The great American drivers John Fitch and Phil Hill did the stunt driving for this -- scraping the arch at Ravenna during the Mille Miglia at speed was pretty hairy stuff (done with a longish piece of wire and some fresh plaster). The overall Tecnical Adviser was the veteran racing warhorse, the Baron Emmanuel de Graffenried, AND this movie was also an early example of the title work of the incomparable Saul Bass, who made movie titling an art form in its own right with movies like "The Man With Golden Arm," "Exodus," "West SideStory," Spartacus, and the ingenious and ground-breaking title-credit sequence at the beginning of John Frankenheimer's "Grand Prix," still the greatest fictional racing movie ever made. McQueen's "Le Mans" COULD have been, but for McQueen's unbelievable and thoroughly unlikable ego and overweening insistence on his personal version of perfectionism, which, in the end, cost David Piper his leg and cost McQueen Solar Productions. When the budget went nuts and Solar Productions couldn't finance, or even FINISH the movie, let alone distribute it, CBS/Cinema Center stepped in, prolonged the sappy, wholly superfluous, and, of course, inevitable background "love story" (people ain't going' to the movies to see a bunch of goddam cars runnin' around a track, ya know!), and I believe CBS/Cinema Center were responsible for the movie-ruining 1970s-style "Carmina Burana"-meets-French-Jazz-a-la-Michel-LeGrand soundtrack. The CARS are the soundtrack, you meatheads! Off soapbox again.
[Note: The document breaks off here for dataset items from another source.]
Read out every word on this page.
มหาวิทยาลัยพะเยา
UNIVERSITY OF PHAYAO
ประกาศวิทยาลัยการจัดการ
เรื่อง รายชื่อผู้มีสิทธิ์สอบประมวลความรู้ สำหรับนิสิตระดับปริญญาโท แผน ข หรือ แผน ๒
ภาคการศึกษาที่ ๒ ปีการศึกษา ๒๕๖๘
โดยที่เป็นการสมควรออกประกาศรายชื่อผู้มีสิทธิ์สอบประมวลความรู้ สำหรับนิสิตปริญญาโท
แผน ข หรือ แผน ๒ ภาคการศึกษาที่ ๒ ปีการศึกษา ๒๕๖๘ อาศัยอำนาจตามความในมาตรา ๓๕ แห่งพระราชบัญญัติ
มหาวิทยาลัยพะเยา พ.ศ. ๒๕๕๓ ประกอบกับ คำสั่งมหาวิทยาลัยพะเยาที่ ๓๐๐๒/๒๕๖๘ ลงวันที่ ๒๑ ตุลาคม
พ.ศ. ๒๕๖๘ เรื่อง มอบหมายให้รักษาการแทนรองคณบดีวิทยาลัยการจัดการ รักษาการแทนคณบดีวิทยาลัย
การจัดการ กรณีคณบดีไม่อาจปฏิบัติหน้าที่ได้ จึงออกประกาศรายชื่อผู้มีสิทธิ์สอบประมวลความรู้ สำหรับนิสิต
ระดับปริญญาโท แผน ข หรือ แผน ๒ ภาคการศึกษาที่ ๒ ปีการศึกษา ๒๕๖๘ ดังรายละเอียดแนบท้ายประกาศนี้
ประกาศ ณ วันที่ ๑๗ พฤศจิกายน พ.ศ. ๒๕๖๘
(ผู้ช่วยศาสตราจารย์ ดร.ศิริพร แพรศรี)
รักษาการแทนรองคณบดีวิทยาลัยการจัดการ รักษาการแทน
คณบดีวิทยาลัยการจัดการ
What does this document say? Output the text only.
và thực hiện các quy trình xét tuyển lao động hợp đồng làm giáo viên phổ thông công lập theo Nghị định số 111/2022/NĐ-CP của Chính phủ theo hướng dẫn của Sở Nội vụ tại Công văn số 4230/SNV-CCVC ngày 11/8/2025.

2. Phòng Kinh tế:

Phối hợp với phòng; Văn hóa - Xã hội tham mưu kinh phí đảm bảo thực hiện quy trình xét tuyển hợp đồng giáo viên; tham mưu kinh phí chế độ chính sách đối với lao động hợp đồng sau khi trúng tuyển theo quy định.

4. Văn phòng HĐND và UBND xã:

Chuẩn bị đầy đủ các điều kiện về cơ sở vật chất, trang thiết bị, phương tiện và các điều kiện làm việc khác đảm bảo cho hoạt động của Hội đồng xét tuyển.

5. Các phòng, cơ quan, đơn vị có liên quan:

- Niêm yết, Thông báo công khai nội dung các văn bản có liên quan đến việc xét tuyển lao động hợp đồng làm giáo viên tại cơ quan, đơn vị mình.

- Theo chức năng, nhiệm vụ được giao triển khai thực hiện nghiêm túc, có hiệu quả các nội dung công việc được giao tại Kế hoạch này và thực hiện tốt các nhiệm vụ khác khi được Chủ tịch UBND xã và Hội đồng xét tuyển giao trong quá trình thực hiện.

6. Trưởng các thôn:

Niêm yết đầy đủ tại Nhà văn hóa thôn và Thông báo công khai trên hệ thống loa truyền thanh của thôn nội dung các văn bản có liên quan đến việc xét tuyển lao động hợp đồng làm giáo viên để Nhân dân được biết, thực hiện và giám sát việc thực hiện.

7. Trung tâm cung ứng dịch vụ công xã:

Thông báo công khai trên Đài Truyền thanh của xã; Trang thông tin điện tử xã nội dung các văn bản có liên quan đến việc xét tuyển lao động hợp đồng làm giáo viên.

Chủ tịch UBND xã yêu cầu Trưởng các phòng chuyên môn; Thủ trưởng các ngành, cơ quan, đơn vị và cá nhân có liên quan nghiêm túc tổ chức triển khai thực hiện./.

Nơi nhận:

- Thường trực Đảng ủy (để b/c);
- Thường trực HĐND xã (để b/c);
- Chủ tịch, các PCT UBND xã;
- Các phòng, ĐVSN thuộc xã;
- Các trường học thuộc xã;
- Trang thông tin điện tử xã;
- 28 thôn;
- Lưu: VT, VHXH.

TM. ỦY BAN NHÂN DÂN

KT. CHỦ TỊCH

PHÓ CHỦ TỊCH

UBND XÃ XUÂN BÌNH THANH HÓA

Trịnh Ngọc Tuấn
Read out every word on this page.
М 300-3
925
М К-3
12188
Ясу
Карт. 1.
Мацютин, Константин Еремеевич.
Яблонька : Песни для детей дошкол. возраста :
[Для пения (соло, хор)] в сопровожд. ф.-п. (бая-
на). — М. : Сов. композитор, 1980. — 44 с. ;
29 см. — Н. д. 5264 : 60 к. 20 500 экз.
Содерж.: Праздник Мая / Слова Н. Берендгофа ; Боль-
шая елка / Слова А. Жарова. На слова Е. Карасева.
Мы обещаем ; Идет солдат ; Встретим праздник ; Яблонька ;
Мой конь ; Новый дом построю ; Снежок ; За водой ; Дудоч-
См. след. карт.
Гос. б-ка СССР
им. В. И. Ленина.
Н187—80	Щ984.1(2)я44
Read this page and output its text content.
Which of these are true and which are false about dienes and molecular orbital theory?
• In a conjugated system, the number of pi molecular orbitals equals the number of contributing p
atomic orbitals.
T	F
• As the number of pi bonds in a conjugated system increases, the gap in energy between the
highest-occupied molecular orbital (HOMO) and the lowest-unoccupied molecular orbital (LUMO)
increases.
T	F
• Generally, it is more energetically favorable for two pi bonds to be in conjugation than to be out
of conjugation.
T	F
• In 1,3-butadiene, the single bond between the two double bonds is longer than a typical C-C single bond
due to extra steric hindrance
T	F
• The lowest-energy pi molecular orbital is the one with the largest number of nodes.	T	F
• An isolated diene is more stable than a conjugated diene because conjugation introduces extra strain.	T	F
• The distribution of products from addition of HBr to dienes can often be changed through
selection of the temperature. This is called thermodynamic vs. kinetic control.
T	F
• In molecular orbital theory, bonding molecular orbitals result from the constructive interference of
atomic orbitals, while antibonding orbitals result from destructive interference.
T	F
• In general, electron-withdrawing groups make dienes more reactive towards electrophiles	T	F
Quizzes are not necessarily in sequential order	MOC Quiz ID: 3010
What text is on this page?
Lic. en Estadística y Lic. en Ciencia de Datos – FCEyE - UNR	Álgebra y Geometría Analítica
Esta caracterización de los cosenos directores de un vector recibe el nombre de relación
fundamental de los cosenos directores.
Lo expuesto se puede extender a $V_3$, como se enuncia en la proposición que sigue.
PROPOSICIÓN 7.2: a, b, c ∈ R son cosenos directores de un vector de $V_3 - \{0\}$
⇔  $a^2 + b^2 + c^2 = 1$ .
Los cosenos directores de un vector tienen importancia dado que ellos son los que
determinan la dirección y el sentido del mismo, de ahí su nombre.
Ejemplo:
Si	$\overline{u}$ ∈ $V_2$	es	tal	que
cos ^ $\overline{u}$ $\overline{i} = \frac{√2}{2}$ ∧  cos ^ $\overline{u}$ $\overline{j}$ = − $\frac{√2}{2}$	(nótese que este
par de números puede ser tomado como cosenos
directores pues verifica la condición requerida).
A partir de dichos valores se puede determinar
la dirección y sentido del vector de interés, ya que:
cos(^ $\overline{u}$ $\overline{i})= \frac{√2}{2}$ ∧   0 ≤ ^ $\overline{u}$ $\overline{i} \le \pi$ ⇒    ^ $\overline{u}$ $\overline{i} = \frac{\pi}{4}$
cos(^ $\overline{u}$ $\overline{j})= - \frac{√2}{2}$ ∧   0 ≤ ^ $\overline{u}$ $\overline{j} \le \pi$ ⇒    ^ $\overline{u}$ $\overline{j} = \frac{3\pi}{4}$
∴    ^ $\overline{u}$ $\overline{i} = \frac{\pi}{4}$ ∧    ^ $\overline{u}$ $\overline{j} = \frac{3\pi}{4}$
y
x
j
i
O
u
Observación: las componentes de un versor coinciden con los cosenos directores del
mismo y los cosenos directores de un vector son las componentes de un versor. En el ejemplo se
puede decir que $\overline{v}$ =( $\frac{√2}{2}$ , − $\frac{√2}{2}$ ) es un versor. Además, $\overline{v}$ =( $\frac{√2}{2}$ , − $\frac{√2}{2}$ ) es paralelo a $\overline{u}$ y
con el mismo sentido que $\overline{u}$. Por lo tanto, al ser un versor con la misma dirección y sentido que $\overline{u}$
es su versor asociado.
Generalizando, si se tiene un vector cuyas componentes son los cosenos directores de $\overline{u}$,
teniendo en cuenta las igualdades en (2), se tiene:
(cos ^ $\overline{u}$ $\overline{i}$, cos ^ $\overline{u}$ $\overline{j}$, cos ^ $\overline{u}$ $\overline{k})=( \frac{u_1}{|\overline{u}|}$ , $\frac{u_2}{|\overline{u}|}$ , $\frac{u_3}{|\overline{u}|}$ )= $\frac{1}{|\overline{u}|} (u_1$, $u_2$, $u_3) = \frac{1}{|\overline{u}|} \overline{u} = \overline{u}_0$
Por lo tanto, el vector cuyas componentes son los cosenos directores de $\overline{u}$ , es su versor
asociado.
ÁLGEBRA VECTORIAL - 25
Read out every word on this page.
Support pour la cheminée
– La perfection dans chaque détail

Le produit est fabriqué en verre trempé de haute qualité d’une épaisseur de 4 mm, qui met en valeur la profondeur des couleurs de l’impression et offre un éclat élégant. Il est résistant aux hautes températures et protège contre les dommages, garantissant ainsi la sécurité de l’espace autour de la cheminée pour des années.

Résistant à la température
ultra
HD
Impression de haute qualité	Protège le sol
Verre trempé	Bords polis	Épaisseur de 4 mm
Hans Ruesch, who wrote the novel and collaborated on the screenplay, had been a race driver himself, never achieving much, but even HE must have winced at "I spit in your crankcase." Skip over the Douglas-Darvi scenes and go right to the footage -- magnificent!
Starman (1984)
An amazing piece of acting
It's a great, timeless plot -- Odysseus desperately trying to get home to Ithaca -- with a lot of modern feel-good and comedy, but, for me, Jeff Bridges' portrayal of an alien trying to communicate through an unfamiliar body and language is simply and utterly believable... and Magical. That's a tough act to bring off, as so sadly manifested in countless portrayals of movie aliens from the '50s to the present day.
In my extremely humble opinion, it is Jeff Bridges' best performance, period. Karen Allen is her winsome self, first terrified, then confused, and finally resolved in love to the unique human form Bridges' alien has chosen to assume. Charlie Martin Smith, one of the most under-appreciated actors of his generation, is perfectly cast. Cameron's direction -- in a film you wouldn't have expected Carpenter to helm -- is some of HIS best work, and it all comes together as a hugely-satisfying and triumphal examination of what it is to be human, and how our innate humanity and love can extend even to the most unlikely and unbelievable circumstances and beings. Columbia may have ditched "E.T." and lost a pot of easy money thereby, but they got the better movie, by far. I can't recommend this film highly enough.